Explained: How RBI’s Repo Rate Hikes Affect Consumers

  • After a small jump of 40 basis points in May, RBI traveled the interest rate by another base of 50 in its attempt to fight inflation.
  • If the RBI expects inflation to exceed its tolerance limit, it increases the rate at which banks borrow money from the central bank.

India’s central bank Reserve Bank of India raised its repo rate for the second consecutive month, from 4.4% to 4.9% on Wednesday.

After a small jump of 40 basis points in May, RBI raised the interest rate another 50 basis points in its bid to fight inflation.

For the month of April, consumer price inflation reached 7.8%, digging a hole in the pockets of the common man.

But why exactly is the Indian central bank raising interest rates? How does this reduce the expense burden of ordinary people like you and me? Let’s find out.

Wondering where all your money went? Tenor

What is pension rate?
Before we dive into that, let’s understand what exactly repo rate is.

The repo rate stands for “call option or buy-back agreement”. It is the rate at which commercial banks and financial institutions like SBI, ICICI Bank, HDFC Bank and others borrow money from the central bank.

Explained: How RBI's Repo Rate Hikes Affect Consumers
BI India

Why is the repo rate increasing?

If the RBI expects inflation to exceed its tolerance limit, it increases the rate at which banks borrow money from the central bank.

Over the past three months, retail inflation figures have remained above the RBI’s upper tolerance limit of 6%. The last time inflation was below 4% was before the 2019 global pandemic.

When the repo rate increases, the cost of borrowing for banks also increases, which is passed on to their account holders by increasing the interest rate on loans and deposit rates.

It also makes borrowing money from the bank an expensive affair, which in turn slows investment and money supply in the market.

Explained: How RBI's Repo Rate Hikes Affect Consumers
BI India

As a result, it limits the money supply and lowers the purchasing power of consumers, which helps control inflation.

The pension rate is reduced when the government intends to inject money into the market and support economic growth, as it did during the lockdown.

In fact, RBI had not increased the repo rate for almost 4 years until last month.

How a Small Repo Rate Increase Affects You

A slight rise in the repo rate makes borrowing from commercial banks expensive. Home loanauto loan, education loan, personal loan, business loan, credit cards, mortgages are all influenced by rising rates.

When the cost of borrowing increases, the common man is discouraged from making unnecessary purchases, thereby reducing the demand for goods and services.
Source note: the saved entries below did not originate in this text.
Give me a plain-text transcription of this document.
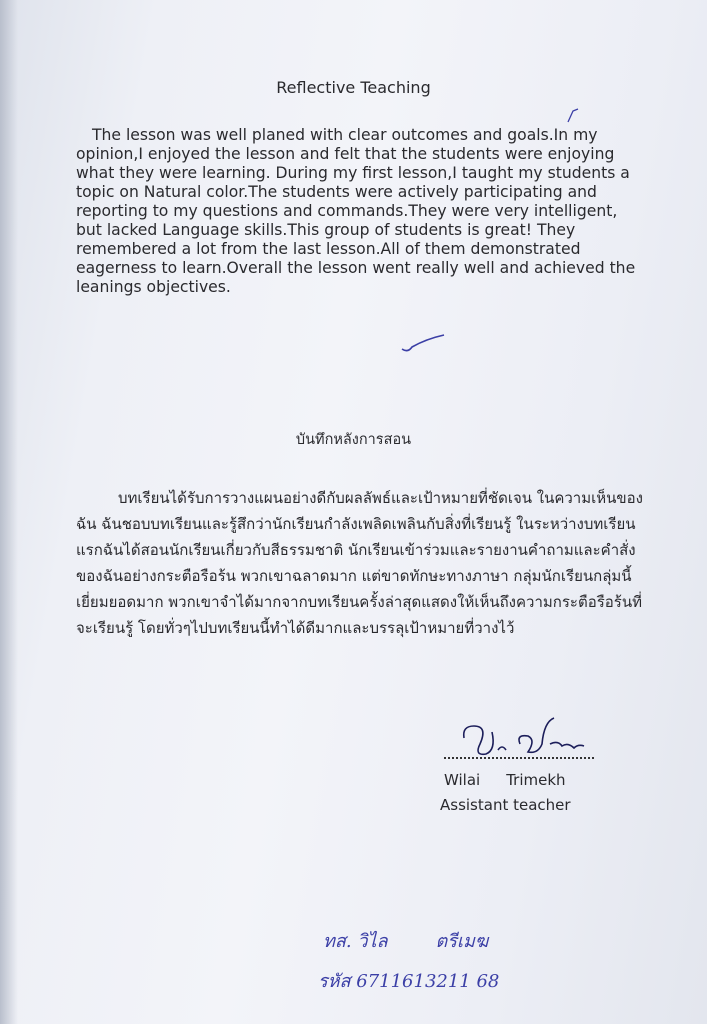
Reflective Teaching
The lesson was well planed with clear outcomes and goals.In my opinion,I enjoyed the lesson and felt that the students were enjoying what they were learning. During my first lesson,I taught my students a topic on Natural color.The students were actively participating and reporting to my questions and commands.They were very intelligent, but lacked Language skills.This group of students is great! They remembered a lot from the last lesson.All of them demonstrated eagerness to learn.Overall the lesson went really well and achieved the leanings objectives.
บันทึกหลังการสอน
บทเรียนได้รับการวางแผนอย่างดีกับผลลัพธ์และเป้าหมายที่ชัดเจน ในความเห็นของฉัน ฉันชอบบทเรียนและรู้สึกว่านักเรียนกำลังเพลิดเพลินกับสิ่งที่เรียนรู้ ในระหว่างบทเรียนแรกฉันได้สอนนักเรียนเกี่ยวกับสีธรรมชาติ นักเรียนเข้าร่วมและรายงานคำถามและคำสั่งของฉันอย่างกระตือรือร้น พวกเขาฉลาดมาก แต่ขาดทักษะทางภาษา กลุ่มนักเรียนกลุ่มนี้เยี่ยมยอดมาก พวกเขาจำได้มากจากบทเรียนครั้งล่าสุดแสดงให้เห็นถึงความกระตือรือร้นที่จะเรียนรู้ โดยทั่วๆไปบทเรียนนี้ทำได้ดีมากและบรรลุเป้าหมายที่วางไว้
Wilai Trimekh
Assistant teacher
ทส. วิไล	ตรีเมฆ
รหัส 6711613211 68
This sets off a chain reaction, leading to a reduction in prices and, consequently, inflation.

It is simply a game of supply and demand, with the repo rate acting as a catalyst.
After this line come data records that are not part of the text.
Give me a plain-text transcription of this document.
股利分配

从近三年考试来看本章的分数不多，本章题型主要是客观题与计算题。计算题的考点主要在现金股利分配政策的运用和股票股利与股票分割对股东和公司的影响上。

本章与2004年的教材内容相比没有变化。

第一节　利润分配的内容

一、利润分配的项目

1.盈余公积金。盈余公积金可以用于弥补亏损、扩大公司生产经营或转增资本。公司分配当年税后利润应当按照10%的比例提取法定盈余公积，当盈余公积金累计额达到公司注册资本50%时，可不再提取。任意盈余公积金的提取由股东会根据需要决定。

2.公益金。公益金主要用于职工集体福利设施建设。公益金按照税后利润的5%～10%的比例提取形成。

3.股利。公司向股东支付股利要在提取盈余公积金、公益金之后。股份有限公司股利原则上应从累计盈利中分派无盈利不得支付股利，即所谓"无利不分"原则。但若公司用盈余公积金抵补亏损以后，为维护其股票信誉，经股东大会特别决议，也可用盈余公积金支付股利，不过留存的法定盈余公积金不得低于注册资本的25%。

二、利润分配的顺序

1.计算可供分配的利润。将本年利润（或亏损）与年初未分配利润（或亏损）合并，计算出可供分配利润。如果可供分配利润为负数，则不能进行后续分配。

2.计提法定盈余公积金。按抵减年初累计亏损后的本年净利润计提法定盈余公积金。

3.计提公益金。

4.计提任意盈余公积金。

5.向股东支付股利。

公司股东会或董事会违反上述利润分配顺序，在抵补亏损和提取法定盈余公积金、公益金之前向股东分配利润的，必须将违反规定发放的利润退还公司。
Explained: How RBI's Repo Rate Hikes Affect Consumers
BI India

On the other hand, people who have savings and who have a fixed deposit, for example, will benefit from an increase in interest rates. A survey by Stocktwits shows that banking stocks could also benefit from the rise in the repo rate.
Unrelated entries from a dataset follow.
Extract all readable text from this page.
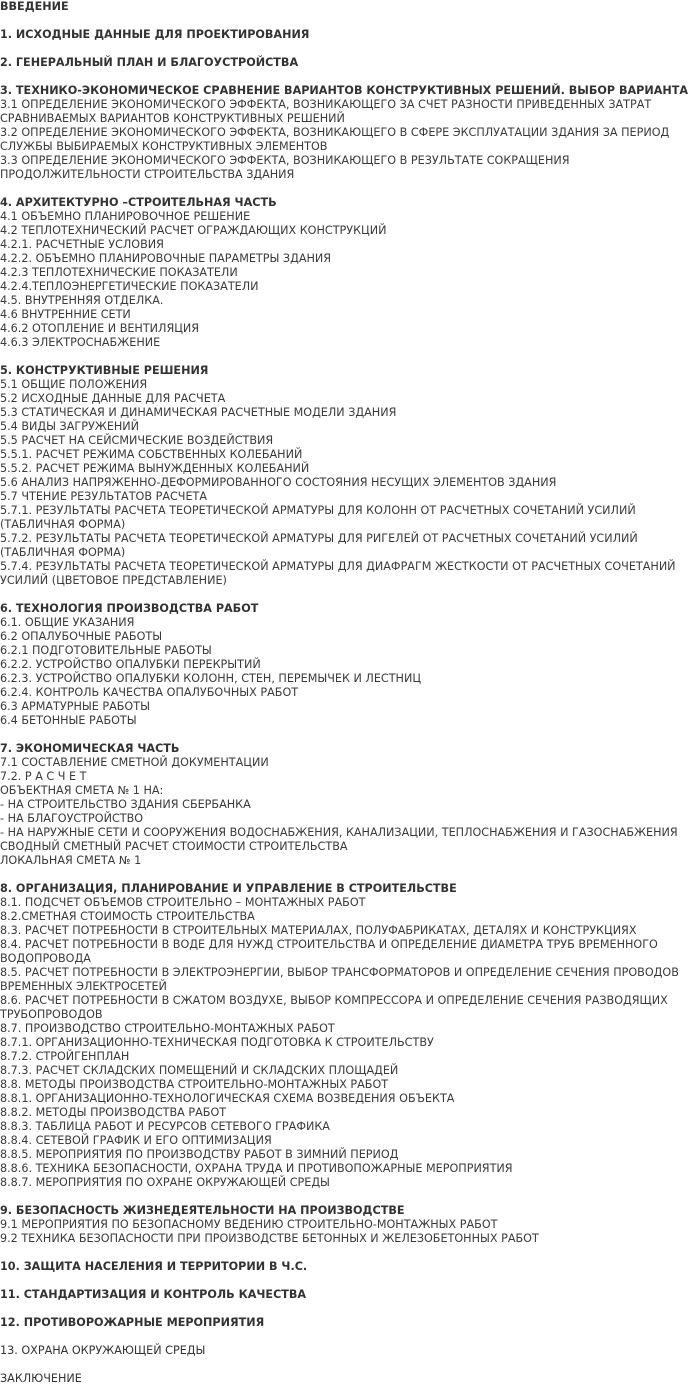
ВВЕДЕНИЕ
1. ИСХОДНЫЕ ДАННЫЕ ДЛЯ ПРОЕКТИРОВАНИЯ
2. ГЕНЕРАЛЬНЫЙ ПЛАН И БЛАГОУСТРОЙСТВА
3. ТЕХНИКО-ЭКОНОМИЧЕСКОЕ СРАВНЕНИЕ ВАРИАНТОВ КОНСТРУКТИВНЫХ РЕШЕНИЙ. ВЫБОР ВАРИАНТА
3.1 ОПРЕДЕЛЕНИЕ ЭКОНОМИЧЕСКОГО ЭФФЕКТА, ВОЗНИКАЮЩЕГО ЗА СЧЕТ РАЗНОСТИ ПРИВЕДЕННЫХ ЗАТРАТ СРАВНИВАЕМЫХ ВАРИАНТОВ КОНСТРУКТИВНЫХ РЕШЕНИЙ
3.2 ОПРЕДЕЛЕНИЕ ЭКОНОМИЧЕСКОГО ЭФФЕКТА, ВОЗНИКАЮЩЕГО В СФЕРЕ ЭКСПЛУАТАЦИИ ЗДАНИЯ ЗА ПЕРИОД СЛУЖБЫ ВЫБИРАЕМЫХ КОНСТРУКТИВНЫХ ЭЛЕМЕНТОВ
3.3 ОПРЕДЕЛЕНИЕ ЭКОНОМИЧЕСКОГО ЭФФЕКТА, ВОЗНИКАЮЩЕГО В РЕЗУЛЬТАТЕ СОКРАЩЕНИЯ ПРОДОЛЖИТЕЛЬНОСТИ СТРОИТЕЛЬСТВА ЗДАНИЯ
4. АРХИТЕКТУРНО –СТРОИТЕЛЬНАЯ ЧАСТЬ
4.1 ОБЪЕМНО ПЛАНИРОВОЧНОЕ РЕШЕНИЕ
4.2 ТЕПЛОТЕХНИЧЕСКИЙ РАСЧЕТ ОГРАЖДАЮЩИХ КОНСТРУКЦИЙ
4.2.1. РАСЧЕТНЫЕ УСЛОВИЯ
4.2.2. ОБЪЕМНО ПЛАНИРОВОЧНЫЕ ПАРАМЕТРЫ ЗДАНИЯ
4.2.3 ТЕПЛОТЕХНИЧЕСКИЕ ПОКАЗАТЕЛИ
4.2.4.ТЕПЛОЭНЕРГЕТИЧЕСКИЕ ПОКАЗАТЕЛИ
4.5. ВНУТРЕННЯЯ ОТДЕЛКА.
4.6 ВНУТРЕННИЕ СЕТИ
4.6.2 ОТОПЛЕНИЕ И ВЕНТИЛЯЦИЯ
4.6.3 ЭЛЕКТРОСНАБЖЕНИЕ
5. КОНСТРУКТИВНЫЕ РЕШЕНИЯ
5.1 ОБЩИЕ ПОЛОЖЕНИЯ
5.2 ИСХОДНЫЕ ДАННЫЕ ДЛЯ РАСЧЕТА
5.3 СТАТИЧЕСКАЯ И ДИНАМИЧЕСКАЯ РАСЧЕТНЫЕ МОДЕЛИ ЗДАНИЯ
5.4 ВИДЫ ЗАГРУЖЕНИЙ
5.5 РАСЧЕТ НА СЕЙСМИЧЕСКИЕ ВОЗДЕЙСТВИЯ
5.5.1. РАСЧЕТ РЕЖИМА СОБСТВЕННЫХ КОЛЕБАНИЙ
5.5.2. РАСЧЕТ РЕЖИМА ВЫНУЖДЕННЫХ КОЛЕБАНИЙ
5.6 АНАЛИЗ НАПРЯЖЕННО-ДЕФОРМИРОВАННОГО СОСТОЯНИЯ НЕСУЩИХ ЭЛЕМЕНТОВ ЗДАНИЯ
5.7 ЧТЕНИЕ РЕЗУЛЬТАТОВ РАСЧЕТА
5.7.1. РЕЗУЛЬТАТЫ РАСЧЕТА ТЕОРЕТИЧЕСКОЙ АРМАТУРЫ ДЛЯ КОЛОНН ОТ РАСЧЕТНЫХ СОЧЕТАНИЙ УСИЛИЙ (ТАБЛИЧНАЯ ФОРМА)
5.7.2. РЕЗУЛЬТАТЫ РАСЧЕТА ТЕОРЕТИЧЕСКОЙ АРМАТУРЫ ДЛЯ РИГЕЛЕЙ ОТ РАСЧЕТНЫХ СОЧЕТАНИЙ УСИЛИЙ (ТАБЛИЧНАЯ ФОРМА)
5.7.4. РЕЗУЛЬТАТЫ РАСЧЕТА ТЕОРЕТИЧЕСКОЙ АРМАТУРЫ ДЛЯ ДИАФРАГМ ЖЕСТКОСТИ ОТ РАСЧЕТНЫХ СОЧЕТАНИЙ УСИЛИЙ (ЦВЕТОВОЕ ПРЕДСТАВЛЕНИЕ)
6. ТЕХНОЛОГИЯ ПРОИЗВОДСТВА РАБОТ
6.1. ОБЩИЕ УКАЗАНИЯ
6.2 ОПАЛУБОЧНЫЕ РАБОТЫ
6.2.1 ПОДГОТОВИТЕЛЬНЫЕ РАБОТЫ
6.2.2. УСТРОЙСТВО ОПАЛУБКИ ПЕРЕКРЫТИЙ
6.2.3. УСТРОЙСТВО ОПАЛУБКИ КОЛОНН, СТЕН, ПЕРЕМЫЧЕК И ЛЕСТНИЦ
6.2.4. КОНТРОЛЬ КАЧЕСТВА ОПАЛУБОЧНЫХ РАБОТ
6.3 АРМАТУРНЫЕ РАБОТЫ
6.4 БЕТОННЫЕ РАБОТЫ
7. ЭКОНОМИЧЕСКАЯ ЧАСТЬ
7.1 СОСТАВЛЕНИЕ СМЕТНОЙ ДОКУМЕНТАЦИИ
7.2. Р А С Ч Е Т
ОБЪЕКТНАЯ СМЕТА № 1 НА:
- НА СТРОИТЕЛЬСТВО ЗДАНИЯ СБЕРБАНКА
- НА БЛАГОУСТРОЙСТВО
- НА НАРУЖНЫЕ СЕТИ И СООРУЖЕНИЯ ВОДОСНАБЖЕНИЯ, КАНАЛИЗАЦИИ, ТЕПЛОСНАБЖЕНИЯ И ГАЗОСНАБЖЕНИЯ
СВОДНЫЙ СМЕТНЫЙ РАСЧЕТ СТОИМОСТИ СТРОИТЕЛЬСТВА
ЛОКАЛЬНАЯ СМЕТА № 1
8. ОРГАНИЗАЦИЯ, ПЛАНИРОВАНИЕ И УПРАВЛЕНИЕ В СТРОИТЕЛЬСТВЕ
8.1. ПОДСЧЕТ ОБЪЕМОВ СТРОИТЕЛЬНО – МОНТАЖНЫХ РАБОТ
8.2.СМЕТНАЯ СТОИМОСТЬ СТРОИТЕЛЬСТВА
8.3. РАСЧЕТ ПОТРЕБНОСТИ В СТРОИТЕЛЬНЫХ МАТЕРИАЛАХ, ПОЛУФАБРИКАТАХ, ДЕТАЛЯХ И КОНСТРУКЦИЯХ
8.4. РАСЧЕТ ПОТРЕБНОСТИ В ВОДЕ ДЛЯ НУЖД СТРОИТЕЛЬСТВА И ОПРЕДЕЛЕНИЕ ДИАМЕТРА ТРУБ ВРЕМЕННОГО ВОДОПРОВОДА
8.5. РАСЧЕТ ПОТРЕБНОСТИ В ЭЛЕКТРОЭНЕРГИИ, ВЫБОР ТРАНСФОРМАТОРОВ И ОПРЕДЕЛЕНИЕ СЕЧЕНИЯ ПРОВОДОВ ВРЕМЕННЫХ ЭЛЕКТРОСЕТЕЙ
8.6. РАСЧЕТ ПОТРЕБНОСТИ В СЖАТОМ ВОЗДУХЕ, ВЫБОР КОМПРЕССОРА И ОПРЕДЕЛЕНИЕ СЕЧЕНИЯ РАЗВОДЯЩИХ ТРУБОПРОВОДОВ
8.7. ПРОИЗВОДСТВО СТРОИТЕЛЬНО-МОНТАЖНЫХ РАБОТ
8.7.1. ОРГАНИЗАЦИОННО-ТЕХНИЧЕСКАЯ ПОДГОТОВКА К СТРОИТЕЛЬСТВУ
8.7.2. СТРОЙГЕНПЛАН
8.7.3. РАСЧЕТ СКЛАДСКИХ ПОМЕЩЕНИЙ И СКЛАДСКИХ ПЛОЩАДЕЙ
8.8. МЕТОДЫ ПРОИЗВОДСТВА СТРОИТЕЛЬНО-МОНТАЖНЫХ РАБОТ
8.8.1. ОРГАНИЗАЦИОННО-ТЕХНОЛОГИЧЕСКАЯ СХЕМА ВОЗВЕДЕНИЯ ОБЪЕКТА
8.8.2. МЕТОДЫ ПРОИЗВОДСТВА РАБОТ
8.8.3. ТАБЛИЦА РАБОТ И РЕСУРСОВ СЕТЕВОГО ГРАФИКА
8.8.4. СЕТЕВОЙ ГРАФИК И ЕГО ОПТИМИЗАЦИЯ
8.8.5. МЕРОПРИЯТИЯ ПО ПРОИЗВОДСТВУ РАБОТ В ЗИМНИЙ ПЕРИОД
8.8.6. ТЕХНИКА БЕЗОПАСНОСТИ, ОХРАНА ТРУДА И ПРОТИВОПОЖАРНЫЕ МЕРОПРИЯТИЯ
8.8.7. МЕРОПРИЯТИЯ ПО ОХРАНЕ ОКРУЖАЮЩЕЙ СРЕДЫ
9. БЕЗОПАСНОСТЬ ЖИЗНЕДЕЯТЕЛЬНОСТИ НА ПРОИЗВОДСТВЕ
9.1 МЕРОПРИЯТИЯ ПО БЕЗОПАСНОМУ ВЕДЕНИЮ СТРОИТЕЛЬНО-МОНТАЖНЫХ РАБОТ
9.2 ТЕХНИКА БЕЗОПАСНОСТИ ПРИ ПРОИЗВОДСТВЕ БЕТОННЫХ И ЖЕЛЕЗОБЕТОННЫХ РАБОТ
10. ЗАЩИТА НАСЕЛЕНИЯ И ТЕРРИТОРИИ В Ч.С.
11. СТАНДАРТИЗАЦИЯ И КОНТРОЛЬ КАЧЕСТВА
12. ПРОТИВОРОЖАРНЫЕ МЕРОПРИЯТИЯ
13. ОХРАНА ОКРУЖАЮЩЕЙ СРЕДЫ
ЗАКЛЮЧЕНИЕ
Explained: How RBI's Repo Rate Hikes Affect Consumers
How will bank stocks fare after RBI rate hike? Stocktwits

Ripple effects of rising repo rate

When business loans become expensive, companies cut back or freeze hiring, leading to unemployment.

Consumers have also put a pause on buying all luxury items, including vehicles, which is affecting the auto industry.

The real estate sector, which was experiencing a good recovery in sales due to the low cost of financing, could be impacted by the rise in RBI rates. As banks raise their interest rates, this will cause a further increase in monthly equivalent payments (EMI) for existing borrowers and shake the confidence of new buyers.

Low interest rates are unlikely to return as the Indian government expects the country’s economy to take at least 12 years to overcome the Covid-19 setback. He said ongoing structural changes catalyzed by the pandemic have the potential to alter the medium-term growth trajectory.

Higher interest rates and inflation put the common man in a soup

The war in Ukraine has greatly aggravated the misfortunes of the common man. It pushed up commodity prices due to geopolitical tensions and affected the global supply chain, tightening financial conditions globally.

As a result, due to import restrictions and high demand for essentials, everything from food and drink to clothing and accessories is expensive today.

Ordinary people in India were already struggling to manage their daily expenses with limited purchasing power on a minimum wage.

Due to this runaway inflation, consumers are losing more purchasing power, which is a measure of how many goods or services you can buy with one monetary unit, at a faster rate than usual.

While the current repo rate of 4.9% is still not as high as the pre-pandemic level of 5.15%, the common man will feel the pinch due to rising inflation. consumer prices.

On Wednesday, the RBI raised its inflation projection for the current fiscal year to 6.7% from 5.7% forecast in April and 4.5% in February.

If the inflation rate continues to rise despite the recent changes in the repo rate, RBI will resort to another hike in a few months to bring inflation under control.